# Supreme Commander multiplayer problem



## B4umkuch3n (20. Oktober 2008)

hiho
mein freund hat bei sup com folgendes prob:
wenn er im menü auf Multiplayer und dann auf Lan/Ip geht freezed das spiel und er kommt an einem neustart des PCs nicht vorbei. woran könnte das liegen?

patches hat er den neuesten drauf und unter der haube werkeln
ein Q6600
8800GTS
und 2Gb OCZ DDR800
und das alles ohne oc

ich hoffe ihr könnt mir helfen

mfg


----------



## DerSitzRiese (23. Oktober 2008)

ich starte immer dieses GPGnet extra. Das Dingen sucht dir ne MP Partie aus und startet das Spiel für dich.

Wenn man im Hauptmenü des Spiels auf MP geht macht er glaube ich nichts anderes als das Spiel zu beenden und dann GPGnet zu starten.


----------



## B4umkuch3n (23. Oktober 2008)

DerSitzRiese schrieb:


> ich starte immer dieses GPGnet extra. Das Dingen sucht dir ne MP Partie aus und startet das Spiel für dich.
> 
> Wenn man im Hauptmenü des Spiels auf MP geht macht er glaube ich nichts anderes als das Spiel zu beenden und dann GPGnet zu starten.

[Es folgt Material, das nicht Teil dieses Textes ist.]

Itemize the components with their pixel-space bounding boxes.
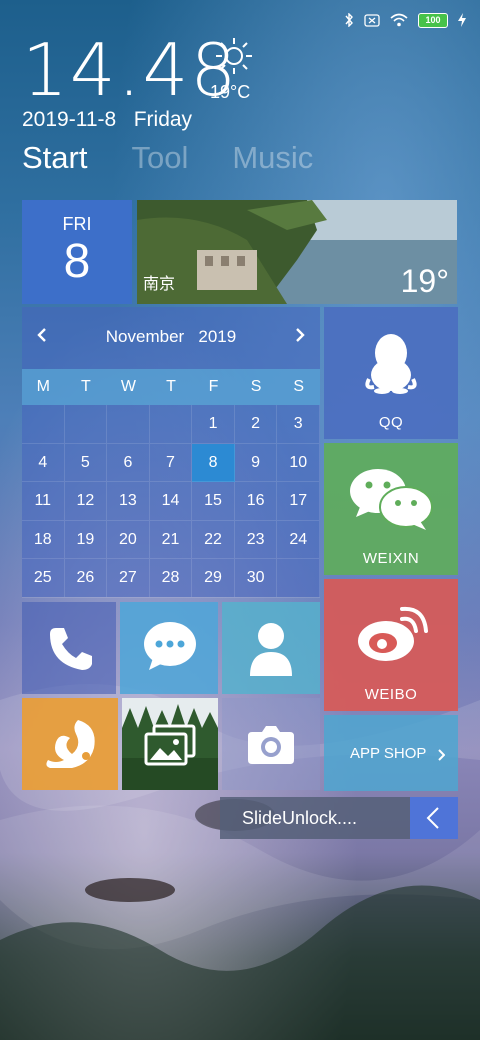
weibo-icon <box>358 606 428 661</box>
calendar-day[interactable]: 28 <box>149 559 193 598</box>
bluetooth-icon <box>345 13 353 27</box>
calendar-day[interactable]: 10 <box>277 443 320 482</box>
calendar-day[interactable]: 1 <box>192 405 235 444</box>
camera-icon <box>248 726 294 764</box>
calendar-day[interactable]: 14 <box>149 482 193 521</box>
calendar-widget: November 2019 M T W T F S S 1 2 3 4 5 6 7 8 9 10 1… <box>22 307 320 598</box>
calendar-day[interactable]: 13 <box>107 482 150 521</box>
calendar-day[interactable]: 18 <box>22 520 65 559</box>
weekday-label: S <box>293 378 305 395</box>
calendar-day[interactable]: 30 <box>234 559 278 598</box>
calendar-day <box>107 405 150 444</box>
gallery-tile[interactable] <box>122 698 218 790</box>
images-icon <box>144 724 196 766</box>
calendar-year: 2019 <box>198 327 237 346</box>
date-tile[interactable]: FRI 8 <box>22 200 132 304</box>
calendar-day <box>277 559 320 598</box>
status-bar: 100 <box>344 10 466 30</box>
photo-city: 南京 <box>143 276 176 293</box>
calendar-day[interactable]: 3 <box>277 405 320 444</box>
calendar-day <box>64 405 108 444</box>
calendar-day[interactable]: 11 <box>22 482 65 521</box>
calendar-day <box>149 405 193 444</box>
chevron-left-icon[interactable] <box>36 327 48 343</box>
calendar-day[interactable]: 20 <box>107 520 150 559</box>
app-shop-label: APP SHOP <box>350 745 427 762</box>
tab-bar: Start Tool Music <box>22 140 313 176</box>
contacts-tile[interactable] <box>222 602 320 694</box>
uc-browser-tile[interactable] <box>22 698 118 790</box>
wechat-icon <box>350 469 433 530</box>
photo-weather-tile[interactable]: 南京 19° <box>137 200 457 304</box>
calendar-weekdays: M T W T F S S <box>22 369 320 405</box>
calendar-grid: 1 2 3 4 5 6 7 8 9 10 11 12 13 14 15 16 17 18 19 20 21 22 23 24 2… <box>22 405 320 598</box>
weekday-label: T <box>80 378 91 395</box>
date-text: 2019-11-8 <box>22 108 117 131</box>
phone-icon <box>50 628 92 670</box>
weixin-tile[interactable]: WEIXIN <box>324 443 458 575</box>
weekday-label: W <box>120 378 136 395</box>
squirrel-icon <box>46 720 95 768</box>
calendar-day[interactable]: 16 <box>234 482 278 521</box>
calendar-day[interactable]: 23 <box>234 520 278 559</box>
clock-time: 14.48 <box>22 28 239 112</box>
tab-music[interactable]: Music <box>232 140 313 176</box>
chevron-right-icon[interactable] <box>294 327 306 343</box>
qq-tile[interactable]: QQ <box>324 307 458 439</box>
photo-temp: 19° <box>400 263 449 299</box>
calendar-day[interactable]: 6 <box>107 443 150 482</box>
chevron-right-icon <box>438 749 445 761</box>
slide-unlock-handle[interactable] <box>410 797 458 839</box>
phone-tile[interactable] <box>22 602 116 694</box>
calendar-header: November 2019 <box>22 327 320 347</box>
chat-bubble-icon <box>144 622 196 670</box>
charging-icon <box>458 13 466 27</box>
clock-date: 2019-11-8 Friday <box>22 108 192 132</box>
calendar-day[interactable]: 21 <box>149 520 193 559</box>
weibo-tile[interactable]: WEIBO <box>324 579 458 711</box>
calendar-day[interactable]: 29 <box>192 559 235 598</box>
date-tile-weekday: FRI <box>62 214 92 234</box>
weixin-label: WEIXIN <box>362 550 420 567</box>
wifi-icon <box>390 13 408 27</box>
calendar-day <box>22 405 65 444</box>
weekday-label: S <box>250 378 262 395</box>
weekday-label: F <box>208 378 219 395</box>
calendar-day[interactable]: 19 <box>64 520 108 559</box>
slide-unlock-track[interactable]: SlideUnlock.... <box>220 797 410 839</box>
calendar-day[interactable]: 9 <box>234 443 278 482</box>
calendar-day[interactable]: 4 <box>22 443 65 482</box>
calendar-day[interactable]: 24 <box>277 520 320 559</box>
camera-tile[interactable] <box>222 698 320 790</box>
calendar-day-today[interactable]: 8 <box>192 443 235 482</box>
calendar-day[interactable]: 26 <box>64 559 108 598</box>
calendar-day[interactable]: 25 <box>22 559 65 598</box>
calendar-day[interactable]: 12 <box>64 482 108 521</box>
weibo-label: WEIBO <box>364 686 418 703</box>
battery-indicator: 100 <box>418 12 448 28</box>
date-tile-day: 8 <box>63 235 91 288</box>
tab-tool[interactable]: Tool <box>131 140 188 176</box>
weekday-label: M <box>36 378 50 395</box>
app-shop-tile[interactable]: APP SHOP <box>324 715 458 791</box>
messages-tile[interactable] <box>120 602 218 694</box>
calendar-day[interactable]: 15 <box>192 482 235 521</box>
calendar-day[interactable]: 5 <box>64 443 108 482</box>
no-sim-icon <box>364 13 380 27</box>
calendar-day[interactable]: 2 <box>234 405 278 444</box>
tab-start[interactable]: Start <box>22 140 87 176</box>
calendar-day[interactable]: 22 <box>192 520 235 559</box>
weather-temperature: 19°C <box>210 82 251 102</box>
weekday-label: T <box>166 378 176 395</box>
calendar-month: November <box>105 327 185 346</box>
calendar-day[interactable]: 27 <box>107 559 150 598</box>
sun-icon <box>216 38 252 74</box>
calendar-day[interactable]: 17 <box>277 482 320 521</box>
person-icon <box>250 623 292 676</box>
chevron-left-icon <box>426 807 439 829</box>
penguin-icon <box>365 334 417 394</box>
calendar-day[interactable]: 7 <box>149 443 193 482</box>
qq-label: QQ <box>378 414 404 431</box>
weekday-text: Friday <box>133 108 193 131</box>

mhm ne das hilf leider nicht da wir über ip mit kolegen zocken wollen und bei 3en voon uns geht es auch ohne probs nur bei einem freezed das spiel dann immer


----------



## grabhopser (23. Oktober 2008)

hat er es schon mal neu Installiert ??
hat einige Bugs das spiel ....


----------



## B4umkuch3n (25. Oktober 2008)

grabhopser schrieb:


> hat er es schon mal neu Installiert ??
> hat einige Bugs das spiel ....


jo hat er
aber wir machen es jetzt einfach mit einer älteren patch version die bei ihm komischerweise läuft


----------



## Railroadfighter (25. Oktober 2008)

Hab auch ein Multiplayer Problem bei Forged Alliance, braucht keinen extra Thread:
Sobald ich im GPnet starte sagt er es muss ein Patch fürs Gpnet installiert werden. Der Autopatcher funzt nicht, also hab ichs Manuell runtergeladen und seitdem sagt es immer wenn ich einem Spiel beitreten will das Forged Alliance modifiziert/Fehlerhaft ist. Habs schon von verschiedenen Seiten gezogen, das Game selbst hat auch alle Patches.
Bitte ich brauche Hilfe, Offline is viel zu langweilig.

grüße, Railroads


----------



## DerSitzRiese (25. Oktober 2008)

gib dem Autopatcher genug Zeit

ich dachte bei mir auch das er nicht funzt, doch irgendwan ging er dann los. Lass ihn mal nach einer neuinstalation noch mal ran...


----------



## Railroadfighter (25. Oktober 2008)

Der Autopatcher braucht ja 5 Sekunden und dann geht er einfach weg, und beim nächsten start will er es nochmal installieren. Saugen tut er ja, aber er macht es nicht fertig.

grüße, Railroads


----------



## B4umkuch3n (28. Oktober 2008)

so brauche weiterhin eure hilfe
spiel stürzt doch weiterhin ab

bitte helft uns


----------



## Railroadfighter (28. Oktober 2008)

Ja, mein Problem ist auch noch nicht gelöst.

Railroads


----------



## B4umkuch3n (29. Oktober 2008)

also bei uns gehts jetzt plötzlich doch

aber leute railroads brauch weiter eure hilfe


----------